If you're writing one-time discard code that no one, including yourself, will have to see in the future, you may write in any way you like. However, the majority of useful software that has been produced has to be updated regularly.
The next important feature of excellent programming is scalability, or the capacity to expand with the demands of your organization. Scalability is primarily concerned with the code's efficiency. Scalable code doesn't always require frequent design changes to maintain performance and resolve various workloads.
Last-minute adjustments are unavoidable while developing software. It will be difficult to send new changes through if the code can not be rapidly and automatically tested.

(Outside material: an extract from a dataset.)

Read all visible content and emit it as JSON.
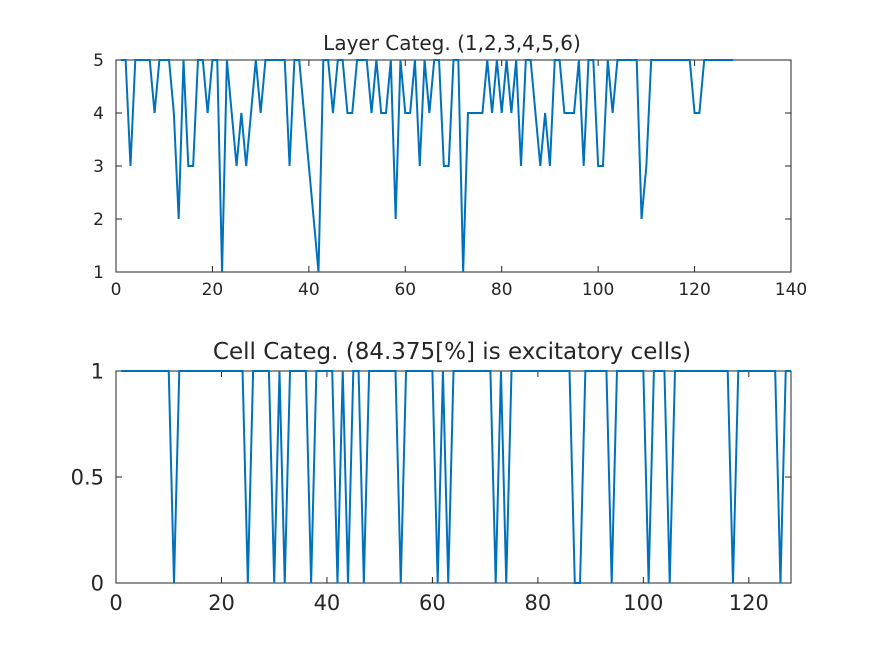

Every piece of software that is built has a certain goal in mind. For persons familiar with the functionality, a code that adheres to its requirements is simple to understand. As a result, one important characteristic of excellent code is that it meets the functional requirements.
Mistakes and flaws are an inherent element of software development. You can't anticipate every conceivable manufacturing case, no matter how cautious you were during the design process. You should, however, shield your application against the negative effects of such situations.
This is an important feature of excellent coding. A reusable and sustainable code is extendable. You write code and double-check that it works as expected. Extensions and related advances can be added to the feature by modules that require it.
For every software application, reusable coding is essential and highly beneficial. It aids in the simplification of your source code and avoids redundancy. Reusable codes save time and are cheaper in the long term.
Learn how to create simple dictionaries and iterate over them by following the methods below.
First, establish a dictionary where the Buttons serve as keys and audio as values.
Whenever the pushbutton is pressed, you can loop through the dictionary to instruct the computer to play the audio:
We learned how to make a "music box" with buttons that play sounds depending on which button is pushed in this lesson. We also learnt how to interface our raspberry pi with buttons via the GPIO pins and wrote a python program to control the effects of pressing the buttons. In the following tutorial, we will learn how to perform a voice control on Raspberry pi.